Last week I opened the car boot to find that Jack's pushchair had been left folded up and unused in there for so long that it was beginning to grow a layer of mould. Grim, I know. At first I was annoyed with myself and started trying to think of the best ways get it clean. Then I realised that it actually doesn't matter too much since Jack probably won't use it again now. He turns 4 next month and prefers to walk everywhere. And as his build is closer to that of a 5 year old, I doubt he'd fit in it even if he wanted to.

It dawned on me that my pram pushing days are over. And honestly, I felt quite sad about it.

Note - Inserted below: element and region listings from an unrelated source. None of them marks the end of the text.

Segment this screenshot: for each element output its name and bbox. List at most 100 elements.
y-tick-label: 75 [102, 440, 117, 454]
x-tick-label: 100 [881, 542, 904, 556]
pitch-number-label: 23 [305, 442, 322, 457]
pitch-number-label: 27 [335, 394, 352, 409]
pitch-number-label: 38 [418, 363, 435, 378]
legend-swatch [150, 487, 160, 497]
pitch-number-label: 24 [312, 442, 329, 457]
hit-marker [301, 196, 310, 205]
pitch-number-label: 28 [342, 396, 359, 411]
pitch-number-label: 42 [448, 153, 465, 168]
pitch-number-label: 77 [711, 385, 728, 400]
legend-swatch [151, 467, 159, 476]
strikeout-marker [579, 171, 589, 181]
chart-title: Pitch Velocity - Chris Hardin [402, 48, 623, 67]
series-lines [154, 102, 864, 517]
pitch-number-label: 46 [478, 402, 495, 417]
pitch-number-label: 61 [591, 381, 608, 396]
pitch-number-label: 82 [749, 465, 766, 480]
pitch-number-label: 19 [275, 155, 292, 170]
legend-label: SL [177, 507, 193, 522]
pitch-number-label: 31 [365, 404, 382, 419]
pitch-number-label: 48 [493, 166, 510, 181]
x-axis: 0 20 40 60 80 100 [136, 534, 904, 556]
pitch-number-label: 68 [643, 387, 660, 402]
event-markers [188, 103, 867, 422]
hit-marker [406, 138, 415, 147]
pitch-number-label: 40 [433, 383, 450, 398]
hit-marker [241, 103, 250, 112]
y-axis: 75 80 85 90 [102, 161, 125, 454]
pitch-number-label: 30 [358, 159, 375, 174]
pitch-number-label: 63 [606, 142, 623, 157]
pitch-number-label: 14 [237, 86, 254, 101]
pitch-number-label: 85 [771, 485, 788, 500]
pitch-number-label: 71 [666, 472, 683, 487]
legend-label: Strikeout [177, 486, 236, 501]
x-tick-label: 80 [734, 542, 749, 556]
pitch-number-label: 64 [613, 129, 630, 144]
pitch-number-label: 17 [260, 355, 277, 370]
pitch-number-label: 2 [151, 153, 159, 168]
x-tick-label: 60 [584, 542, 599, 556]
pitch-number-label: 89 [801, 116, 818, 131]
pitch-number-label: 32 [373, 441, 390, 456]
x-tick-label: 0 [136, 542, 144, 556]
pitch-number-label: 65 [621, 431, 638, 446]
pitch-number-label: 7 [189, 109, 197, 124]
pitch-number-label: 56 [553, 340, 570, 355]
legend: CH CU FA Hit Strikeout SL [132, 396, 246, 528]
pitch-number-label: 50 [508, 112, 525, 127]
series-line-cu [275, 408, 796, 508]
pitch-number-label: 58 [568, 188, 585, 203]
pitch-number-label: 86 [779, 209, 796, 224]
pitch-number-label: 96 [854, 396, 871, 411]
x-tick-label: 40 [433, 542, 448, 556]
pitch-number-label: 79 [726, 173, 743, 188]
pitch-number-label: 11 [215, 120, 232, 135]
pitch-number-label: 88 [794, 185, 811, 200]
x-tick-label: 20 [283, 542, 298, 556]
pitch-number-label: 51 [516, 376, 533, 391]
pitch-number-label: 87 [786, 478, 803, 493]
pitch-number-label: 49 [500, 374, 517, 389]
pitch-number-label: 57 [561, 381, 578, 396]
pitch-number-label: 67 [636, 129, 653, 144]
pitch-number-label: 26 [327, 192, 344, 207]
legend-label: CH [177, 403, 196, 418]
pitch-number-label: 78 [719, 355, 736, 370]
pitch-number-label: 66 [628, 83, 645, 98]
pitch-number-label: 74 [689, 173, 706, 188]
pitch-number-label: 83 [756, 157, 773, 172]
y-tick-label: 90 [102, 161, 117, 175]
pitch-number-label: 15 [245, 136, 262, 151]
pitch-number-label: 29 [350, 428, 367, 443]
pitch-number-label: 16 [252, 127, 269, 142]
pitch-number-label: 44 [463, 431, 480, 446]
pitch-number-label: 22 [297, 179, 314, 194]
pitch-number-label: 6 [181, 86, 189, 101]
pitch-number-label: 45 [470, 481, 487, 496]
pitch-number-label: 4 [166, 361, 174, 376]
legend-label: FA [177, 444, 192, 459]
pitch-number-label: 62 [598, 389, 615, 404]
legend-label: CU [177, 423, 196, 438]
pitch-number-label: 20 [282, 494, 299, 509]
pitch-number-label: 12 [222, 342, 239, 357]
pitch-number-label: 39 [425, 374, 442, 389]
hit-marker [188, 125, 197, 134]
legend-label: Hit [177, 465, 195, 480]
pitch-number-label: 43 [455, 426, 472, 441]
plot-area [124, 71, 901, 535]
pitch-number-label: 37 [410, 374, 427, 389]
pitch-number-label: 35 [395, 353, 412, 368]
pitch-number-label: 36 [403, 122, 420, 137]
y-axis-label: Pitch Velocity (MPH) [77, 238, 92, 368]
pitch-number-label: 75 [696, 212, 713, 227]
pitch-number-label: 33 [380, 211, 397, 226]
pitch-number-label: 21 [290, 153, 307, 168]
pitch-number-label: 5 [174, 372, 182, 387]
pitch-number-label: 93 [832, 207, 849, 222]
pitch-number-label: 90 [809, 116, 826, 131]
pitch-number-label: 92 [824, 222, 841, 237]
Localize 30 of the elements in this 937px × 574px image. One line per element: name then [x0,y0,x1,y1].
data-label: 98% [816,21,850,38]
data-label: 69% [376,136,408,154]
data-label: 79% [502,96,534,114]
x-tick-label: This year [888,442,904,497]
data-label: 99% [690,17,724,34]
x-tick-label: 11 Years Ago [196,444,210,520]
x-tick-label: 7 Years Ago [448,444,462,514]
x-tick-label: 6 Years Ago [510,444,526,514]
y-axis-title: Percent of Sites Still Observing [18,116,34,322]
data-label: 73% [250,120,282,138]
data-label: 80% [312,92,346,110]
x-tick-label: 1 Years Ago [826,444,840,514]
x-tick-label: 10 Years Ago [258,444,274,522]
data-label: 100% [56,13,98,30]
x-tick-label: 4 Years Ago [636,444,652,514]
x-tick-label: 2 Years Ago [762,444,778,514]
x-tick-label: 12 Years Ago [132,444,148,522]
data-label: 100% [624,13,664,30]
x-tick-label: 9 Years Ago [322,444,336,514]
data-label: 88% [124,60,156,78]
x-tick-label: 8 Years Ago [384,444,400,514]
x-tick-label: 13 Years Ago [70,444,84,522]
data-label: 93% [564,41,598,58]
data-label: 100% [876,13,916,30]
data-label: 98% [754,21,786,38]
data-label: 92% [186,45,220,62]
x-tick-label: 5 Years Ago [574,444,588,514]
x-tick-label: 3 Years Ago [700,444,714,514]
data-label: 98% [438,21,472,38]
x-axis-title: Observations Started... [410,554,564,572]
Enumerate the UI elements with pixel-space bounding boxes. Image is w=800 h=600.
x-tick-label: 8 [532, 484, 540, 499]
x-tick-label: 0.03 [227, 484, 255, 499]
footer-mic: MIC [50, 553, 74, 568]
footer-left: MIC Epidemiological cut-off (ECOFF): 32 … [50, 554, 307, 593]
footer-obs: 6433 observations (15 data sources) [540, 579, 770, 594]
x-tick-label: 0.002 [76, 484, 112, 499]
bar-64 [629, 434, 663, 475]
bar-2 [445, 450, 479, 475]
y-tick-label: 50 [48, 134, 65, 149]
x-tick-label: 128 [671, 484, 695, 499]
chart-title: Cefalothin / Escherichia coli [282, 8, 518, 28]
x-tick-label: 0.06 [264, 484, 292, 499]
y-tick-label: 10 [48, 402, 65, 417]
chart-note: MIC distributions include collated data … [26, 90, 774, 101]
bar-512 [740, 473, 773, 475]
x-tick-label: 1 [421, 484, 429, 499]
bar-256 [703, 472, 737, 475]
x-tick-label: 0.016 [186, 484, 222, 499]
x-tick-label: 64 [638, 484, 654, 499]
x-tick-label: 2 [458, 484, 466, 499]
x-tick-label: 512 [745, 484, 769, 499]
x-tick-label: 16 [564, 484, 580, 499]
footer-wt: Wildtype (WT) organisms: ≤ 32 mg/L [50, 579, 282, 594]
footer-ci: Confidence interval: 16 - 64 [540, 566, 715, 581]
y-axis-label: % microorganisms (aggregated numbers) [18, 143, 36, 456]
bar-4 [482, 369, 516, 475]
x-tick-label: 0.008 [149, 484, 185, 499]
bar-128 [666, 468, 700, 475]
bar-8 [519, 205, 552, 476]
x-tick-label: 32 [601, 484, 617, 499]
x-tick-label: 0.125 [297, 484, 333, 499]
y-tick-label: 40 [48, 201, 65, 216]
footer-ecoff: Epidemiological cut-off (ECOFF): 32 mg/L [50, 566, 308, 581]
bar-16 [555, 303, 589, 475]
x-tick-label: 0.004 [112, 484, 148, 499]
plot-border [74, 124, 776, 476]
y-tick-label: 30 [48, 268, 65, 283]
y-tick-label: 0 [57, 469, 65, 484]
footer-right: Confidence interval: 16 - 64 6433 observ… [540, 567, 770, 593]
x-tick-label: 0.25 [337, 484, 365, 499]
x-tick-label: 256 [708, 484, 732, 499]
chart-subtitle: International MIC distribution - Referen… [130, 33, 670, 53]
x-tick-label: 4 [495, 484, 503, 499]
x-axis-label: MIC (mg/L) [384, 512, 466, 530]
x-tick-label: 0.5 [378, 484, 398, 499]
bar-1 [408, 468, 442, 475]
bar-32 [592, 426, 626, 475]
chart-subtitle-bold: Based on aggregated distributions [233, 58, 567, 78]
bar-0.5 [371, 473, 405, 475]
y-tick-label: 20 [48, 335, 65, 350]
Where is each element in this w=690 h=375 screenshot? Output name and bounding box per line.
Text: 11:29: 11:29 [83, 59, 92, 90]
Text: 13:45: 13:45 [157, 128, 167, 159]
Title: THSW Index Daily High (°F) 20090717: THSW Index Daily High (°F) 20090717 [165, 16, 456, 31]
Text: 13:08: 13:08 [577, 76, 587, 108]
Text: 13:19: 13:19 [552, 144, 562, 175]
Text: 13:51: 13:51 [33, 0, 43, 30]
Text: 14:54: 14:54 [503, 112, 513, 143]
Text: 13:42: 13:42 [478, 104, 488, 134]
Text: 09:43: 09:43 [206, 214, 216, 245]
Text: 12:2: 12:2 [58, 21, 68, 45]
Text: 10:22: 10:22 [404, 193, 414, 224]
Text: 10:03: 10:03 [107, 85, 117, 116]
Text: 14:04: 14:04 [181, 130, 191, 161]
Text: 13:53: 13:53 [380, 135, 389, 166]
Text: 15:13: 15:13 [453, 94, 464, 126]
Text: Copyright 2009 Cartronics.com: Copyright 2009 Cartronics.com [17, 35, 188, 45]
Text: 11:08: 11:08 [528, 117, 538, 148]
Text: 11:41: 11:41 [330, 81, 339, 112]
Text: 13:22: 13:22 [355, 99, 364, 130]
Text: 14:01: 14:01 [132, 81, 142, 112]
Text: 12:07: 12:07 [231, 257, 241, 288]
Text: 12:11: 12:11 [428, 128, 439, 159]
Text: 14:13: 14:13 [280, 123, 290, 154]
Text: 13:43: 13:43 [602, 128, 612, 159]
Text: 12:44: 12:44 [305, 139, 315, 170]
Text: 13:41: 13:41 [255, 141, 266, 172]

We've had the same pushchair since he was born. It's one of those three wheelers that reclines when they're babies but is essentially a stroller that will also see you through the toddler years. I remember the first time I ever took Jack out in it. He must have been a week or so old and I think it was the first time we'd left the house since he was born. I was still achey and sore from the C-section but I wrapped him up in a woolly hat and cardy and we trundled up the road to my mum's house. All the way there his dad and I bickered about who would push him - "you've had a go, it's my turn now" - occasionally veering off onto a grass verge while this tiny little boy-child slept soundly inside.

Of course, the novelty wore off. Folding and unfolding, strapping and unstrapping, hauling it in and out of the boot of my Nissan Micra all became part of our everyday routine. Soon I was a pro at weaving in and out of shop rails, navigating us into the last tiny space in department store lifts amongst the other buggies/wheelchairs and balancing everything from shopping bags, teddy bears and swimming towels on top of the pushchair. The miles I must have wracked up wheeling him around shopping centres, car parks, supermarkets, seasides, garden centres, country paths and convoys with other pram pushing mothers. The pushchair came abroad with us twice and I still remember the sickening moment I struggled to push it up a particularly steep hill in Whitby and, for a split second, genuinely believed we were both going to roll backwards.

It seems silly to get nostalgic over a mouldy old pushchair. But I suppose it symbolises something more. It got me thinking about a poem I've seen doing the rounds on Facebook lately called The Last Time - you can read it here - which is basically about appreciating every moment because all too soon your kids will grow up and you'll never get this time with them back again. It happens so quickly, sometimes without you even noticing. I think my heart broke a little bit when I read the part about putting them down one day and never picking them up again. I might remember the first time I took Jack out in the pushchair but I don't remember the last time, even though it must have only been a few months ago. I certainly didn't realise it was the last time. If I had I might have walked a bit further or made him cackle by running down some ramps or just sat and marveled at how his long legs, hanging off the end of the pushchair were only inches from the floor now.

So although sometimes the days feel long and draining and unrewarding, I'm going to try to appreciate every one because honestly, you never really know when the last time is going to be.